Malheureusement, aucune mesure n’a été prise. Trois mois plus tard, le verdict est tombé. Dans une lettre datée du 1er octobre 2014, l’administrateur adjoint de l’USDA Fruit and Vegetable Program a informé les représentants canadiens qu’étant donné que le Canada n’avait pas de « mécanisme de résolution des différends comparable à celui établi aux États-Unis », à compter de cette date, les expéditeurs canadiens perdaient leur statut privilégié et que, pour déposer une plainte, ils devaient désormais déposer une garantie équivalant à 200 % de la valeur de la plainte, comme c’est le cas pour tous les autres pays.

Cette décision était manifestement une mesure de représailles contre le Canada, qui, pendant des décennies, avait échoué à créer une quelconque forme de protection par fiducie contre l’insolvabilité pour tous les fruits et les légumes frais expédiés au Canada à partir des États-Unis. Les Américains ne demandaient pas au Canada d’établir un système identique à celui de la Perishable Agricultural Commodities Act, mais seulement d’offrir une protection réciproque aux exportateurs américains.

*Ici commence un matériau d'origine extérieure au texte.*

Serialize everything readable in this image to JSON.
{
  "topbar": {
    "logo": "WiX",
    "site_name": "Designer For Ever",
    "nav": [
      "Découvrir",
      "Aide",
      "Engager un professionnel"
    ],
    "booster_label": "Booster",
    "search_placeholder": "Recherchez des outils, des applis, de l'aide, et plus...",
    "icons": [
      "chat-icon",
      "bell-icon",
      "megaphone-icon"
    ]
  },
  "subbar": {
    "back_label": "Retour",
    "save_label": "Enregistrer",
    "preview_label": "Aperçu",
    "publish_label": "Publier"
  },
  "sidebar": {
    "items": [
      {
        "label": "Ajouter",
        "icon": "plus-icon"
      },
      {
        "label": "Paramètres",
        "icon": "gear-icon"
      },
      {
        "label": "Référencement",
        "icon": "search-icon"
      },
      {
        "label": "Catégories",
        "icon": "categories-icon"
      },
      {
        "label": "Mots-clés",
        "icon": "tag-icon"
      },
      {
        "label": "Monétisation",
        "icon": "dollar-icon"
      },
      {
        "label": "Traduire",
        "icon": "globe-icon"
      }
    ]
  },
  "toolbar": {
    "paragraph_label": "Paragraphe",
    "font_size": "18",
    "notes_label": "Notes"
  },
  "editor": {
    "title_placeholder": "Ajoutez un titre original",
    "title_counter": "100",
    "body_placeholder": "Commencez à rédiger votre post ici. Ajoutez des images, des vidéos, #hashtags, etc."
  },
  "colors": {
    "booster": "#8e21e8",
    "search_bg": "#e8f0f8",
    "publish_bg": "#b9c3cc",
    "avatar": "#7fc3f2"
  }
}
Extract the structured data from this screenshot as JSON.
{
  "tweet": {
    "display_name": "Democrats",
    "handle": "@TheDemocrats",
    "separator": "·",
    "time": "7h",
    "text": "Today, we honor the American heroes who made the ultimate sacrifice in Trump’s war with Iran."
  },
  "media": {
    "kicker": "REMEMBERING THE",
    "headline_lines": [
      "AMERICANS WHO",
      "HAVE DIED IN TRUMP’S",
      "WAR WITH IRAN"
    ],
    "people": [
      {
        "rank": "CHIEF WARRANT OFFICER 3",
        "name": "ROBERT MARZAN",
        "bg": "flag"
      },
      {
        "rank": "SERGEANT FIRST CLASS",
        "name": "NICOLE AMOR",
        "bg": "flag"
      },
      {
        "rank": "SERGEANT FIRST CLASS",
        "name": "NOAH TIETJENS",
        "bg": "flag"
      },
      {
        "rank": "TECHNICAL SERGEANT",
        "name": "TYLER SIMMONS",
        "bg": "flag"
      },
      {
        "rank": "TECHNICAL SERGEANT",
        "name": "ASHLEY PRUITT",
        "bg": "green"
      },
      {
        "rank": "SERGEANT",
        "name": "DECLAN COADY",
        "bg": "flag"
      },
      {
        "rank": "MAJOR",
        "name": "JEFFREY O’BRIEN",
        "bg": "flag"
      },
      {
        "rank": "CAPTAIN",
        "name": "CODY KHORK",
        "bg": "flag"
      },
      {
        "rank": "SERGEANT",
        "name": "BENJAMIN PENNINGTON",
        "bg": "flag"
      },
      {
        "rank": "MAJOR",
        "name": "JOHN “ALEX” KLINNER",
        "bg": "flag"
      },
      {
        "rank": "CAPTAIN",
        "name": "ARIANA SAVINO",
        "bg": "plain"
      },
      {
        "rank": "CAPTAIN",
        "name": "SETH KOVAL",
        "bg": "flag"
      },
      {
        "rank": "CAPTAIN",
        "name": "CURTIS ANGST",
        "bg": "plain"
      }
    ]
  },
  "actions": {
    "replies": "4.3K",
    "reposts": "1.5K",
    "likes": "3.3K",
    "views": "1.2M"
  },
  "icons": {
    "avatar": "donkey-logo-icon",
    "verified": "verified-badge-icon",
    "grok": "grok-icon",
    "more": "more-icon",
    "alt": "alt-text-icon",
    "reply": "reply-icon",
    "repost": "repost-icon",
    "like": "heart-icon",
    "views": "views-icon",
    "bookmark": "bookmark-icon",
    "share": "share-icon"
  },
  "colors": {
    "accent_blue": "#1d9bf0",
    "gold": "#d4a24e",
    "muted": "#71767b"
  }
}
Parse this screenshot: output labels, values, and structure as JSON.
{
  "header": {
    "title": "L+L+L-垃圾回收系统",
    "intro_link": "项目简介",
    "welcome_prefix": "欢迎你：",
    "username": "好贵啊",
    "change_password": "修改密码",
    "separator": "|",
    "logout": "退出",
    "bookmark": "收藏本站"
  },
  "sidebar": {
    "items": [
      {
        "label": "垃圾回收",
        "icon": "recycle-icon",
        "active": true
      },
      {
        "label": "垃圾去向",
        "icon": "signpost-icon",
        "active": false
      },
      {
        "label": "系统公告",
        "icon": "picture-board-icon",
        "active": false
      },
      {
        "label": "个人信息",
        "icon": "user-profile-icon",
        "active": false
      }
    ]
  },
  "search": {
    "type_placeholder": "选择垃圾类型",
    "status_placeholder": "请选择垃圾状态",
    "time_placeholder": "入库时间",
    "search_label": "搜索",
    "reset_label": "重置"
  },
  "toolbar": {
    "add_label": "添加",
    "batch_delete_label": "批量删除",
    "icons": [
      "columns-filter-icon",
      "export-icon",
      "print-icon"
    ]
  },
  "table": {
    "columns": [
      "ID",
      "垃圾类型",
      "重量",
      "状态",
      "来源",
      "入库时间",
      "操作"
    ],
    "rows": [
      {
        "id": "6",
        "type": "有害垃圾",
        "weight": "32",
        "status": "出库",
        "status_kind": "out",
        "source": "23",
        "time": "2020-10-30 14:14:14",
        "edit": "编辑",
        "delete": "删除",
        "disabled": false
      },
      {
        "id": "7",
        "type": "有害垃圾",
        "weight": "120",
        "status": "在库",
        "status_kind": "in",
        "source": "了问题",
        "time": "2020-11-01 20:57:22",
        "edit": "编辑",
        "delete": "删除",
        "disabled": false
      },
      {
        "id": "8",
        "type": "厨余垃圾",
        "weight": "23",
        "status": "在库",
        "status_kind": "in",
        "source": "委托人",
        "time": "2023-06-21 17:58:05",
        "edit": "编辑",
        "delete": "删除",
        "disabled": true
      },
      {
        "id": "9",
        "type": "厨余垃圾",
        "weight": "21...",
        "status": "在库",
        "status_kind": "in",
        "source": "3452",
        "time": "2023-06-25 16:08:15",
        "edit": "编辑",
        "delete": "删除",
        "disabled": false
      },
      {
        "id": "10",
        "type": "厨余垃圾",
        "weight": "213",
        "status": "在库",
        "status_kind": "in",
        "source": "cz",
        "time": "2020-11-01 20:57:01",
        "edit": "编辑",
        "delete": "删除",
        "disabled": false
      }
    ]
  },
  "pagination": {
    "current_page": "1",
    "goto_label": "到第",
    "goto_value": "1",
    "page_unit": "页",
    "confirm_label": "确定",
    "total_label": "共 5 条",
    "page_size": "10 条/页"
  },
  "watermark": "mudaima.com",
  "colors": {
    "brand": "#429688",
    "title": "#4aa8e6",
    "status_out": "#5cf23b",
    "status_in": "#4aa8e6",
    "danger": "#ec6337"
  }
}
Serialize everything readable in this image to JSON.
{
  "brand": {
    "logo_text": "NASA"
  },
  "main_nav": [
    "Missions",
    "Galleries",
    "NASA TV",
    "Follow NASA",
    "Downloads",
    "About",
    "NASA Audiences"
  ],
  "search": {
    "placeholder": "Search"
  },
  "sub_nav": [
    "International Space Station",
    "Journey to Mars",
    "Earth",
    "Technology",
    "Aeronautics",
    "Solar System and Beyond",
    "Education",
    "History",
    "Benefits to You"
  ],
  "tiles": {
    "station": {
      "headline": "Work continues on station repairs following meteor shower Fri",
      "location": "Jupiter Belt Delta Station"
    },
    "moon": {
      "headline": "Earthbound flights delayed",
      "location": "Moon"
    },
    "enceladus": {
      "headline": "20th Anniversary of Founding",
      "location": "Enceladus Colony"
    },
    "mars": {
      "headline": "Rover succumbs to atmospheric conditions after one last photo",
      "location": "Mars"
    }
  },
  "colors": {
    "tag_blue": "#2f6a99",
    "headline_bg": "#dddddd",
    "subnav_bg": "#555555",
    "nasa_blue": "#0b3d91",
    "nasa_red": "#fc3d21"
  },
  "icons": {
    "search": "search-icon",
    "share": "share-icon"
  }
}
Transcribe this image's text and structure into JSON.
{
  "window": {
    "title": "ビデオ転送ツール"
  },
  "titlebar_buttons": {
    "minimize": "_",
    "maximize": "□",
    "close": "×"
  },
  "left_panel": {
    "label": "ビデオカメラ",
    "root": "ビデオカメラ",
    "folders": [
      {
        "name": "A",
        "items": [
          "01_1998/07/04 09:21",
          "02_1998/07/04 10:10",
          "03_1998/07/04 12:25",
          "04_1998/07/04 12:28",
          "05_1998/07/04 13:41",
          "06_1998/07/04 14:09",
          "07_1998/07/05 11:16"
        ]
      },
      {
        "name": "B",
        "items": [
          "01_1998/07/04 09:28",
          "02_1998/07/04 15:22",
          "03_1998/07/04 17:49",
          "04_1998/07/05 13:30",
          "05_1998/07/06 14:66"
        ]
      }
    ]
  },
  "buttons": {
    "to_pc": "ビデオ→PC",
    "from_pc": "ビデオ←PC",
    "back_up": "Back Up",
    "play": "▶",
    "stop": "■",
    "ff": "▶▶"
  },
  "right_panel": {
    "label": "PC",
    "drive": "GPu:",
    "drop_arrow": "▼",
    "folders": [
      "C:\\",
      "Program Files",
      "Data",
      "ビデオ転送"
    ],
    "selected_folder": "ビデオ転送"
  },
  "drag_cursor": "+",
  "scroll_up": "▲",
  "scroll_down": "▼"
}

À l’époque, la Corporation de règlement des différends dans les fruits et légumes a déploré l’absence d’action gouvernementale au nom de son industrie. Elle a déclaré ce qui suit :

La révocation du traitement préférentiel du Canada pourrait être renversée, mais cela exigera la mise en œuvre d’un outil de protection en cas d’insolvabilité simple et sans frais, comparable à la fiducie [de la Perishable Agricultural Commodities Act]. Nous espérons que les élus canadiens réagiront favorablement et comprennent que les États-Unis ne cherchent qu’à encourager un traitement de ses expéditeurs semblable à celui dont jouissent les expéditeurs canadiens aux États-Unis depuis longtemps.

Chers collègues, c’était il y a 10 ans.

Aujourd’hui, nous sommes enfin saisis d’un projet de loi qui corrigera les injustices et donnera aux producteurs d’ici l’espoir que la réciprocité sera enfin rétablie. Ce projet de loi est bien reçu par le département de l’Agriculture des États-Unis et bénéficie du soutien, chers collègues, de tous les partis politiques à la Chambre des communes, de tous les ministres et de tous les députés, ainsi que de l’ensemble de l’industrie des fruits et légumes.

Chers collègues, ce projet de loi a été longuement débattu. À mon avis, presque tout ce qui est pertinent à ce sujet a été dit. Aujourd’hui, chers collègues, je vous demande également votre soutien. Le projet de loi promet d’établir la réciprocité qui est attendue depuis longtemps. J’espère que vous voterez aujourd’hui — j’ai bien dit « aujourd’hui », chers collègues — en faveur du projet de loi C-280 à l’étape de la troisième lecture et que vous soutiendrez notre secteur agricole.

Merci, chers collègues.

L’honorable Bernadette Clement [ + ]

Je propose l’ajournement du débat.

Son Honneur la Présidente intérimaire [ + ]

L’honorable sénatrice Clement, avec l’appui de l’honorable sénatrice Petitclerc, propose que le débat soit ajourné à la prochaine séance du Sénat. Vous plaît‑il, honorables sénateurs, d’adopter la motion?

Son Honneur la Présidente intérimaire [ + ]

Que les sénateurs qui sont en faveur de la motion veuillent bien dire oui.

Des voix : Oui.

Son Honneur la Présidente : Que les sénateurs qui sont contre la motion veuillent bien dire non.

Des voix : Non.

Son Honneur la Présidente : À mon avis, les non l’emportent.

Son Honneur la Présidente intérimaire [ + ]

Y a-t-il entente au sujet de la sonnerie? Par défaut, la sonnerie retentira pendant une heure. Le vote aura lieu à 18 h 33. Convoquez les sénateurs.